Body Corporate Quorums

Published:

25 May 26

Modified: 

25 May 26
Body Corporate Meeting

Before any decisions can be made at a body corporate meeting, one fundamental requirement must be met: a quorum. Without it, the meeting cannot legally proceed, and any resolutions passed may be invalid.

In simple terms, a quorum is the minimum level of attendance needed to ensure that decisions are made with enough owner representation behind them. It exists to protect fairness, accountability, and the integrity of the decision-making process within a scheme.

What is a Quorum?

A quorum is the minimum number of eligible voters required to be present at a general meeting before business can proceed.

If a quorum is not achieved within the required timeframe, the meeting is not properly constituted and must either be adjourned or proceed under special rules (where applicable).

How a Quorum is Formed

For most body corporate schemes, a quorum is determined by two key requirements:

1. Minimum physical attendance

At least two voters must be physically present at the meeting. However, if the scheme has two or fewer total voters, then one attendee is sufficient.

This requirement ensures that decisions are not made in isolation or without meaningful participation.

2. Minimum voting participation (25% rule)

In addition to physical presence, there must also be votes representing at least 25% of all eligible voters in the scheme. Because you cannot have a fraction of a voter, the number is rounded up to the nearest whole number.

For example:

  • 100 voters → 25 required
  • 86 voters → 22 required (21.5 rounded up)
  • 72 voters → 18 required
  • 62 voters → 16 required (15.5 rounded up)

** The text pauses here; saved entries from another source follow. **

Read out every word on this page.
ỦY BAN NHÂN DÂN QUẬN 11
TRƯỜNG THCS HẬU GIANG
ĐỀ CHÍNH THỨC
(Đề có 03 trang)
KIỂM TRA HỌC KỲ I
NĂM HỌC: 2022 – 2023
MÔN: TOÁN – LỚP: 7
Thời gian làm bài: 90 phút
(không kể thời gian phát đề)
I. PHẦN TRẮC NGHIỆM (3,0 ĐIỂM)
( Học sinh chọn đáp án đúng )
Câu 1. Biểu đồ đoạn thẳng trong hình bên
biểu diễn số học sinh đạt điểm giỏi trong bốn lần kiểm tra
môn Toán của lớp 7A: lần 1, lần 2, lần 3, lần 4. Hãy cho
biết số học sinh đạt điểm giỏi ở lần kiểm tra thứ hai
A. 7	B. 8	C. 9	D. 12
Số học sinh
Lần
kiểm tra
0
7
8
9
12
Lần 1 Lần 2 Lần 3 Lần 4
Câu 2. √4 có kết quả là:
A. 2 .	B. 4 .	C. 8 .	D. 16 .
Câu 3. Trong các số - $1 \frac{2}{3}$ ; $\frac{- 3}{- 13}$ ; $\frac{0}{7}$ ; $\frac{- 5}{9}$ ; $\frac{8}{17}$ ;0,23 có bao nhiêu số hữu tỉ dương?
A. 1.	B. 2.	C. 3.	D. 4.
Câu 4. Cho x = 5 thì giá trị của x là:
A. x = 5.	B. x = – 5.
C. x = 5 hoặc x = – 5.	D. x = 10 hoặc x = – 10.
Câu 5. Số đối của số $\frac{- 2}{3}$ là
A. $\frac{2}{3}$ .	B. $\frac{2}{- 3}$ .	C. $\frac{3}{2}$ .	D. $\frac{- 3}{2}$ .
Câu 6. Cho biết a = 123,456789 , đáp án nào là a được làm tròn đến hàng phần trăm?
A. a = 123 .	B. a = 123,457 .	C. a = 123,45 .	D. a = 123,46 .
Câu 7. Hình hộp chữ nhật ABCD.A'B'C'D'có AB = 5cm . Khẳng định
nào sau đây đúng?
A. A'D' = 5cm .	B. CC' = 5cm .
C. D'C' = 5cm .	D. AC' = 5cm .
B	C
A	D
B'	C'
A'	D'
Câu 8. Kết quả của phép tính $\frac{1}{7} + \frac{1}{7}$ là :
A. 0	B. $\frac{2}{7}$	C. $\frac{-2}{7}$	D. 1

Both conditions must be satisfied for a quorum to exist.

Who Counts as a Voter?

Determining the number of voters is not always as straightforward as counting lots. A ‘voter’ is an entity entitled to vote at the meeting, and this can differ from the number of owners.

Here are the considerations:

  • Unfinancial owners still count as voters when calculating the total number of voters, even though their voting rights may be restricted in some circumstances.
  • A lot owned by a company only counts as a voter if a valid representative has been appointed such as a corporate nominee, proxy, or power of attorney. If no representative is appointed, that lot may not be counted for quorum calculation purposes.
  • Multiple lots owned by one entity still generally count as a single voter.


To understand how this works in practice, consider a scheme with 100 lots:

  • If each lot is owned by a different individual → 100 voters
  • If one owner holds 15 lots → 86 voters
  • If 15 owners appoint the same representative → 72 voters
  • If 10 company-owned lots have no appointed representative → 62 voters
Counting Votes in a Quorum

These changes directly affect how many people must be present and how many votes are required for a quorum.

What Happens If There is No Quorum?

If a quorum is not reached within 30 minutes of the scheduled start time, the meeting cannot proceed as normal.

The options are:

  • The meeting is adjourned to the same place, time, and day in the following week, or
  • In some circumstances, it may proceed under reduced quorum rules.

At the adjourned meeting, if a quorum is still not present after 30 minutes, the attendees present are deemed to form a quorum. This means even a very small number of attendees, or potentially a single attendee, could validly pass resolutions.

Why the 25% Rule Matters

The 25% threshold ensures that decisions are not made by an unrepresentative minority. It balances practicality – so meetings can proceed without full attendance, with fairness – so outcomes reflect a meaningful portion of the scheme.

However, it also highlights a common issue in strata schemes: low participation can lead to decisions being made by a very small group of owners, especially at adjourned meetings.

Voting Rights and Financial Status

Once a quorum is achieved:

  • Eligible voters, including unfinancial owners in certain contexts, may participate in voting.
  • However, restrictions may apply depending on the type of resolution. For example, motions requiring a resolution without dissent or committee elections may restrict voting to financial lot owners only.

In summary

Quorums are not just a procedural formality. they are the foundation of valid decision-making in body corporate meetings. They ensure that outcomes reflect genuine participation from the scheme and help maintain legal and operational integrity.

Without a quorum, there is no meeting. And without a meeting, there are no valid decisions.